In graticola, anche nel 2014, c’era l’Ucraina e l’irrisolto conflitto nel Donbass, regione di confine con la Federazione Russa, che già da tempo aveva messo gli occhi su quei territori ‘contesi’, dato che gli abitanti, in parte, erano filorussi. La Russia aveva già messo le mani in Crimea, annettendosi la penisola con il porto di Sebastopoli, strategico sul piano militare nel Mar Nero.
Il rifiuto degli Usa e dell’Ue per quell’operazione avvenuta quasi in sordina, senza sparare un colpo, era il minimo che il Cremlino si potesse aspettare e, allorché a causa di questo arbitrio furono comminate le sacrosante sanzioni, la Russia non è che le accettò senza battere ciglio, ma non poteva certo evitarle.
Victoria Nuland, nota per essere avversa alla politica espansionistica del Cremlino, è rimasta sempre al suo posto di Assistente Segretario di Stato per gli Affari Europei ed Euroasiatici, presso il Dipartimento di Stato degli Usa, dai primi anni ’90 con l’amministrazione Clinton, fino all’attuale con Joe Biden, inossidabile e sempre più determinata nell’opposizione alla politica del Cremlino.
Avvezza a mille epiteti, non fa una piega verso i suoi ‘detrattori’ in Asia, e ancora meno a quelli di casa, anche quando viene definita ‘un falco’ o ‘burattinaia del regime ucraino’. Ma in particolare, a partire dal 24 febbraio scorso, viene considerata la donna che potrebbe decidere il ‘destino dell’Umanità’, vista l’esperienza acquisita sul campo nel corso del suo incarico diplomatico svolto in Ucraina dal 2014, e la sua influenza su quello che si sta decidendo oggi a Washington in merito al conflitto. Sempre a difesa dell’agenda americana per quel che concerne l’atavica diffidenza verso la Russia.
La Nuland si è fatta apprezzare per le sue capacità diplomatiche di lungo corso, per il modo schietto d’interagire con i suoi interlocutori, e per la competenza dimostrata negli anni, tanto che sia le amministrazioni repubblicane che democratiche hanno confermato il suo incarico, ad eccezione del periodo di mandato di Donald Trump.

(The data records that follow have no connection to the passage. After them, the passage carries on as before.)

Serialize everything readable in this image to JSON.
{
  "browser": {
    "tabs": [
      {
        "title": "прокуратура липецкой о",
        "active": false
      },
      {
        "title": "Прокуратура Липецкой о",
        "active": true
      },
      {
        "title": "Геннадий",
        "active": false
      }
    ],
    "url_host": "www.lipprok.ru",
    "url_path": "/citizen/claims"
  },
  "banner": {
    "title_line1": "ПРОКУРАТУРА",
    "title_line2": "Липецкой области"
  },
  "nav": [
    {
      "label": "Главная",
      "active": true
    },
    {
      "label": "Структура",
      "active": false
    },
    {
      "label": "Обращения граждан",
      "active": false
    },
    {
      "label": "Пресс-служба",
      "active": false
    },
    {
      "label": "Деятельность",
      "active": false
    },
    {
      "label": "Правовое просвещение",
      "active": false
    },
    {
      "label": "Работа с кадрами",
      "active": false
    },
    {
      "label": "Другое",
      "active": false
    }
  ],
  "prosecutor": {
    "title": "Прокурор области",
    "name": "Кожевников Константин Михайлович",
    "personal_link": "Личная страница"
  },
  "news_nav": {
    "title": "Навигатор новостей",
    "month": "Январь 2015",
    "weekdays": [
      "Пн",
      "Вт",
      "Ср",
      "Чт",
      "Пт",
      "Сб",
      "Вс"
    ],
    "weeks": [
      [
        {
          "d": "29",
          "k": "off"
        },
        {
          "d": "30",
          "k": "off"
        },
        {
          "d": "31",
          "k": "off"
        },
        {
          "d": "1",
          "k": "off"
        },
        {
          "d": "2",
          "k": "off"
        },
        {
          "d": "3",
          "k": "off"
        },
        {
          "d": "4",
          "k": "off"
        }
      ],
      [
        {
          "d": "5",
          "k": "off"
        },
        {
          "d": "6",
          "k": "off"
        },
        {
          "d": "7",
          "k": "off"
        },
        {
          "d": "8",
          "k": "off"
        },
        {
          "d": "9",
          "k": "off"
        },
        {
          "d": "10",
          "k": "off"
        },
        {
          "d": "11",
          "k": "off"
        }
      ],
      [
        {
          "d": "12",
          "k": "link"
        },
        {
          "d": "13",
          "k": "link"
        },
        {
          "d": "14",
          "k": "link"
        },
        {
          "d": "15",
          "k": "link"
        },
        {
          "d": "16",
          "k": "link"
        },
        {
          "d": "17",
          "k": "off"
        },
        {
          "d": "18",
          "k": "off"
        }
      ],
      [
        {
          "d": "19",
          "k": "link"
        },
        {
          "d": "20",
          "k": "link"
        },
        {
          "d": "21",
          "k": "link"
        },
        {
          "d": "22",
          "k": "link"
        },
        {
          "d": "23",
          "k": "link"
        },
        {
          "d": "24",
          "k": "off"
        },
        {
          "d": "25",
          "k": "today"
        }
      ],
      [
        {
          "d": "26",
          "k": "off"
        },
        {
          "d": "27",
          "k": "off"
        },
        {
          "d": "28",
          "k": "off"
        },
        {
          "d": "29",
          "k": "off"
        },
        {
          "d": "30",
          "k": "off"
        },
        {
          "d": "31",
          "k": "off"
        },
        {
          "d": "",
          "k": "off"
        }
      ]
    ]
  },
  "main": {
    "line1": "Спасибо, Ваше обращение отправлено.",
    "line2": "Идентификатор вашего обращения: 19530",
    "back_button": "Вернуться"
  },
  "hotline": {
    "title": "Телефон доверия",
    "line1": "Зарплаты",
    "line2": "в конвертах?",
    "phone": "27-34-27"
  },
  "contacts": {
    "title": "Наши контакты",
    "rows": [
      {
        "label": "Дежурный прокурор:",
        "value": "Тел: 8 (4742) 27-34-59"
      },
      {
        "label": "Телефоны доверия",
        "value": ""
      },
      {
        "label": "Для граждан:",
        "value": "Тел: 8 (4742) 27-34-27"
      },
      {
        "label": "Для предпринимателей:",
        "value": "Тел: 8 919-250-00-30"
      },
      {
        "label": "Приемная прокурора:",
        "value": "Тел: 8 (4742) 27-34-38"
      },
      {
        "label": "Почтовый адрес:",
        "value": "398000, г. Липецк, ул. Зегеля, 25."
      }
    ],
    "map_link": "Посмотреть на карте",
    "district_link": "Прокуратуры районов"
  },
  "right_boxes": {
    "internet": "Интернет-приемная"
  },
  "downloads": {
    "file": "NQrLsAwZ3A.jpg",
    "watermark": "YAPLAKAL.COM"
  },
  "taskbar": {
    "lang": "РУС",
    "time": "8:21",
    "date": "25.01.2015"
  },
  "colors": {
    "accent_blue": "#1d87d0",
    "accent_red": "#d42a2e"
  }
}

Segue a stretto contatto con la Casa Bianca l’evoluzione degli eventi in Ucraina, concordando nell’assoluta condanna dell’aggressione da parte della Russia. Gli Usa, non potendo intervenire direttamente, combattono quella che viene definita ‘proxy war’, ossia guerra di procura, attraverso l’assistenza costante al governo ucraino, tramite sostegno umanitario, finanziario e soprattutto approvvigionamento di carattere militare.
Ha conseguito la laurea in uno dei migliori atenei americani, parla diverse lingue straniere, in particolare tedesco e russo. Ultimamente, in seguito agli sviluppi del conflitto in Ucraina, ha manifestato preoccupazione per i laboratori di ricerca biologici a scopo militare, seguiti e diretti dagli americani proprio in Ucraina. C’è il timore che i russi possano metterci le mani, e finalmente si è comunque venuti a conoscenza di questo dettaglio, che la Nuland negli anni scorsi, per ragioni di opportunità, aveva giurato non esistessero..
Nell’attuale guerra russo-ucraina è tra i più convinti assertori della necessità di intervento Nato per la risoluzione del conflitto in favore della Nazione aggredita, sulla base di indagini e prove circa i crimini gravissimi compiuti dall’esercito russo ai danni di civili inermi.
Sembrerebbe che la Nulan sia favorevole ad un intervento concreto, ma esperti militari del Pentagono hanno ovviamente dimostrato prudenza, dato che un coinvolgimento armato della Nato porterebbe ad un’escalation che sarebbe poi difficile controllare, allorché entrassero in gioco rischi di ricorso al nucleare.